In this case, the progress of ASH was confirmed based on an increase in the frequency of advanced imaging and clinical observation. The ilioinguinal hydrocele was first observed on physical examination and initially, abdominal expansion was not confirmed on CT. The causes of primary hydrocele are lymphatic hypoplasia, lymphatic obstruction (secondary to the presence of inguinal hernia, minor trauma, chronic epididymitis, filaria worms, or a high-ligature operation for varicocele). In addition, imbalance between the rate of exudation of fluid in the tunica vaginalis and its absorption are the cause of hydrocele [9]. In our patient, LC was well controlled. And even when ASH occurs, there was no deterioration of LC. So, it is unlikely that ASH is caused by LC. After a certain period, the hydrocele had moved from the deep groin ring into the abdomen. It remains unclear why ASH occurs in only a part of the inguinoscrotal hydrocele. Perhaps the second or third hypothesis stated above could be a reason. We propose that frequent physical and imaging tests are needed to clarify this occurrence.
We found that the progress from simple inguinoscrotal hydrocele to ASH with serial CT scans. These observations can be the actual mechanism behind ASH development and support the Dupuytren’s theory (cephalad extension of simple hydrocele).
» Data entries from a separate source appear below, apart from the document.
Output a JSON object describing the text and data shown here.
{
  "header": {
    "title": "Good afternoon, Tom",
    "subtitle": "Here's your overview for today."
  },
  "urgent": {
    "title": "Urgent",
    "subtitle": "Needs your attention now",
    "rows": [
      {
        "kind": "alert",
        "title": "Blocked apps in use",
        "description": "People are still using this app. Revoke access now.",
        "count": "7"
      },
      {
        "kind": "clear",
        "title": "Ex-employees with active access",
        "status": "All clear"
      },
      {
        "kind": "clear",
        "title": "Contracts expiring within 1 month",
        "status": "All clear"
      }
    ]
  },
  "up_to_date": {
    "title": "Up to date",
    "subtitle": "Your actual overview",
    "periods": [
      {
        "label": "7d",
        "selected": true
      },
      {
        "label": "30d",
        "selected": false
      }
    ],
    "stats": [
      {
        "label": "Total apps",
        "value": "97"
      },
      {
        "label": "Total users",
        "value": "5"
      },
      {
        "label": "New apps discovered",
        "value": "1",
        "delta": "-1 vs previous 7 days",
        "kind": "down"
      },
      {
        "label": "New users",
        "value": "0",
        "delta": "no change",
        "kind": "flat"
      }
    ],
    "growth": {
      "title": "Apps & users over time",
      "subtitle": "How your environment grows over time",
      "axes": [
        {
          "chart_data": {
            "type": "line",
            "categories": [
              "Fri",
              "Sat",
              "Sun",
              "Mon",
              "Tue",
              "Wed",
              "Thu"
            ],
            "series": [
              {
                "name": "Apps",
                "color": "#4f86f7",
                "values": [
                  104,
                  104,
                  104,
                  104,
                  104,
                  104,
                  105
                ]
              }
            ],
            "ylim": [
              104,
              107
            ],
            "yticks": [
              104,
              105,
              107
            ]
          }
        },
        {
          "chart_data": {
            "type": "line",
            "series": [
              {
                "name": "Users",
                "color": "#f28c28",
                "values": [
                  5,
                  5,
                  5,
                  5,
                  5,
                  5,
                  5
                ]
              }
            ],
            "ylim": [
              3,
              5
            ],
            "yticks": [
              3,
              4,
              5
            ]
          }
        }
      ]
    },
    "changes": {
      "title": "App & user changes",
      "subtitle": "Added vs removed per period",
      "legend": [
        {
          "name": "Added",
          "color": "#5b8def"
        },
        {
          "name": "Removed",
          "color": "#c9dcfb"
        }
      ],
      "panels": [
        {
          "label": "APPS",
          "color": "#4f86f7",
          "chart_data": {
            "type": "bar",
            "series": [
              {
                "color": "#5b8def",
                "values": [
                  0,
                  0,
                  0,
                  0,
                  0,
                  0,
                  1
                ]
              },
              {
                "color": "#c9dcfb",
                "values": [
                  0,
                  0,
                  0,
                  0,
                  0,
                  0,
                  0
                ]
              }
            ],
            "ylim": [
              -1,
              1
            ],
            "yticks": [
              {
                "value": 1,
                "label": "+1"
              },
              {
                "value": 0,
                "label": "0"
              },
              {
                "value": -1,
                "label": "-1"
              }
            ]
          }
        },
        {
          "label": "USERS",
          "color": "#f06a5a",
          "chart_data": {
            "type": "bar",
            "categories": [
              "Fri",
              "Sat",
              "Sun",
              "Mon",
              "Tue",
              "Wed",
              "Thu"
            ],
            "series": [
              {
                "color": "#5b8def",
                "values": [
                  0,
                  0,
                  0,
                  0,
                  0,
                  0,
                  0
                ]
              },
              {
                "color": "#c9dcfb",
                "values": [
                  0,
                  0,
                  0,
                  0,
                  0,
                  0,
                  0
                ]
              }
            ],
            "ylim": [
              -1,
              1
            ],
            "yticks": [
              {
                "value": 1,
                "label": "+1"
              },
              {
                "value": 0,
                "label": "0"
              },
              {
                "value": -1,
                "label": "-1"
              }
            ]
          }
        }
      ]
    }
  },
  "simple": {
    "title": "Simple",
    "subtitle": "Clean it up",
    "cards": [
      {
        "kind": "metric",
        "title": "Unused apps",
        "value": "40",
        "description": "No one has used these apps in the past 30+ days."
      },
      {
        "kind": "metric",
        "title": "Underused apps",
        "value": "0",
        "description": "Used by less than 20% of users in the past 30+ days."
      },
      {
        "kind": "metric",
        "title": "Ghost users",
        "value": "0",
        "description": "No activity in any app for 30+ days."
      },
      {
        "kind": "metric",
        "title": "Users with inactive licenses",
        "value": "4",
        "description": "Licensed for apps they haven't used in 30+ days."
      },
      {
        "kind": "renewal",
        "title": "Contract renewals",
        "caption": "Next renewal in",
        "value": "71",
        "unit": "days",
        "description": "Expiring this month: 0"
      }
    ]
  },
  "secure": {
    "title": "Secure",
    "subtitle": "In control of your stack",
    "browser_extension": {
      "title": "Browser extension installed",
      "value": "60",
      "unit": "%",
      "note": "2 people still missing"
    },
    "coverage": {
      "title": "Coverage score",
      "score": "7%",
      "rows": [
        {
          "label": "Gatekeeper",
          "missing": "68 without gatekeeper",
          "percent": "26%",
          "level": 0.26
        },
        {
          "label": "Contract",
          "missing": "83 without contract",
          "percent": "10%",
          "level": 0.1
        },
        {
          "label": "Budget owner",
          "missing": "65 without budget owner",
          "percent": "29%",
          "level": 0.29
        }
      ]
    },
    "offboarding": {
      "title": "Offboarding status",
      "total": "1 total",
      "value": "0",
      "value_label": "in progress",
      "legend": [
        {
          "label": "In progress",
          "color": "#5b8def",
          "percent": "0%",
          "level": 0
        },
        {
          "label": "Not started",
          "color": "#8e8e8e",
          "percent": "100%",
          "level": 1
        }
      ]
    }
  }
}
No potential conflict of interest relevant to this article was reported.


This research was supported by the Soonchunhyang University Research Fund.

Fig. 1
(A) Computed tomography shows the right inguinoscrotal hydrocele. (B) There was no abdominal component.
Fig. 2
Computed tomography after 1 year. (A) The scan shows the abdominal component of the abdominoscrotal hydrocele. (B) The coronal image demonstrates an hourglass-shaped abdominoscrotal hydrocele.